Morphological examination and assessment of gastroprotection

As mentioned previously, photographs of each stomach were taken by a digital camera to undergo gross evaluation for any signs of hyperaemia, haemorrhage, and ulcers in the stomach mucosa. The ulcer area was measured using ImageJ (National Institutes of Health, USA), and the relative ulcerated area (%) was counted. The ulcer inhibition percentage was calculated as follows: ulcer inhibition percentage = [the relative ulcerated area (ulcer control group) – the relative ulcerated area (each pre-treated group)]/the relative ulcerated area (ulcer control group) × 100%.

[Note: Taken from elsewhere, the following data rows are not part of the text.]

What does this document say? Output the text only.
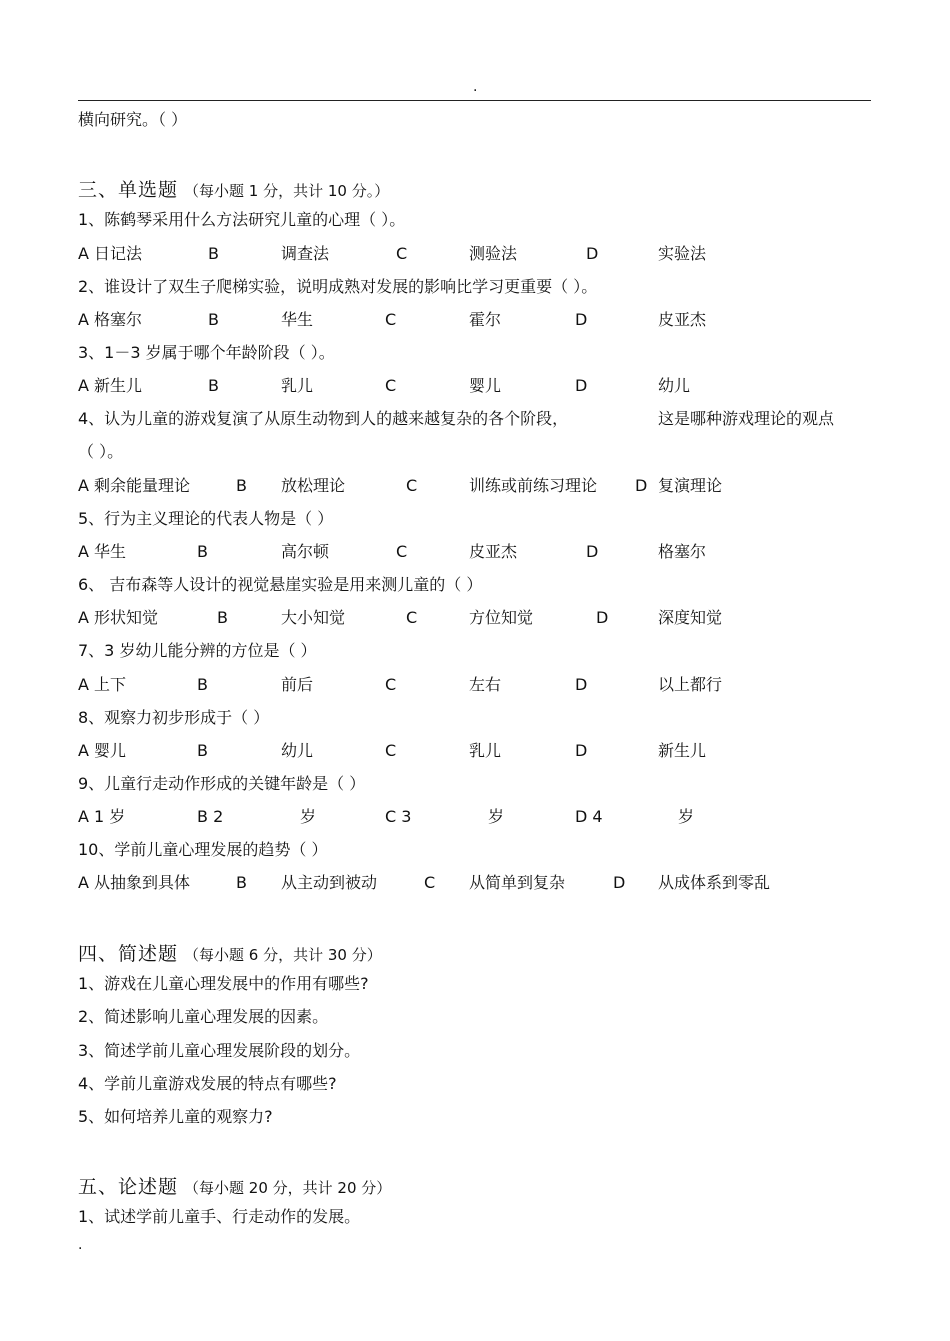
.
横向研究。（ ）
三、单选题 （每小题 1 分，共计 10 分。）
1、陈鹤琴采用什么方法研究儿童的心理（ ）。
A 日记法	B	调查法	C	测验法	D	实验法
2、谁设计了双生子爬梯实验，说明成熟对发展的影响比学习更重要（ ）。
A 格塞尔	B	华生	C	霍尔	D	皮亚杰
3、1－3 岁属于哪个年龄阶段（ ）。
A 新生儿	B	乳儿	C	婴儿	D	幼儿
4、认为儿童的游戏复演了从原生动物到人的越来越复杂的各个阶段，	这是哪种游戏理论的观点
（ ）。
A 剩余能量理论	B 放松理论	C	训练或前练习理论 D 复演理论
5、行为主义理论的代表人物是（ ）
A 华生	B	高尔顿	C	皮亚杰	D	格塞尔
6、 吉布森等人设计的视觉悬崖实验是用来测儿童的（ ）
A 形状知觉	B	大小知觉	C	方位知觉	D	深度知觉
7、3 岁幼儿能分辨的方位是（ ）
A 上下	B	前后	C	左右	D	以上都行
8、观察力初步形成于（ ）
A 婴儿	B	幼儿	C	乳儿	D	新生儿
9、儿童行走动作形成的关键年龄是（ ）
A 1 岁	B 2	岁	C 3	岁	D 4	岁
10、学前儿童心理发展的趋势（ ）
A 从抽象到具体	B 从主动到被动	C 从简单到复杂	D 从成体系到零乱
四、简述题 （每小题 6 分，共计 30 分）
1、游戏在儿童心理发展中的作用有哪些?
2、简述影响儿童心理发展的因素。
3、简述学前儿童心理发展阶段的划分。
4、学前儿童游戏发展的特点有哪些?
5、如何培养儿童的观察力?
五、论述题 （每小题 20 分，共计 20 分）
1、试述学前儿童手、行走动作的发展。
.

Histopathological examination

Stomach tissues were fixed in 10% formaldehyde and dehydrated by different concentrations of ethanol and xylene. The dehydrated stomach tissues were embedded in paraffin. Then the tissue blocks were sliced into 5 μm thick sections. The sections from different groups were stained with haematoxylin and eosin and inspected using a light microscope to observe any pathological changes at ×100 and ×400 magnification.

Measurement of oxidative stress markers in the gastric mucosa

The activity of superoxide dismutase (SOD) and catalase (CAT) and the content of malondialdehyde (MDA) and glutathione (GSH) in the gastric mucosa were tested using detection kits (Nanjing Jiancheng Bioengineering Institute, China).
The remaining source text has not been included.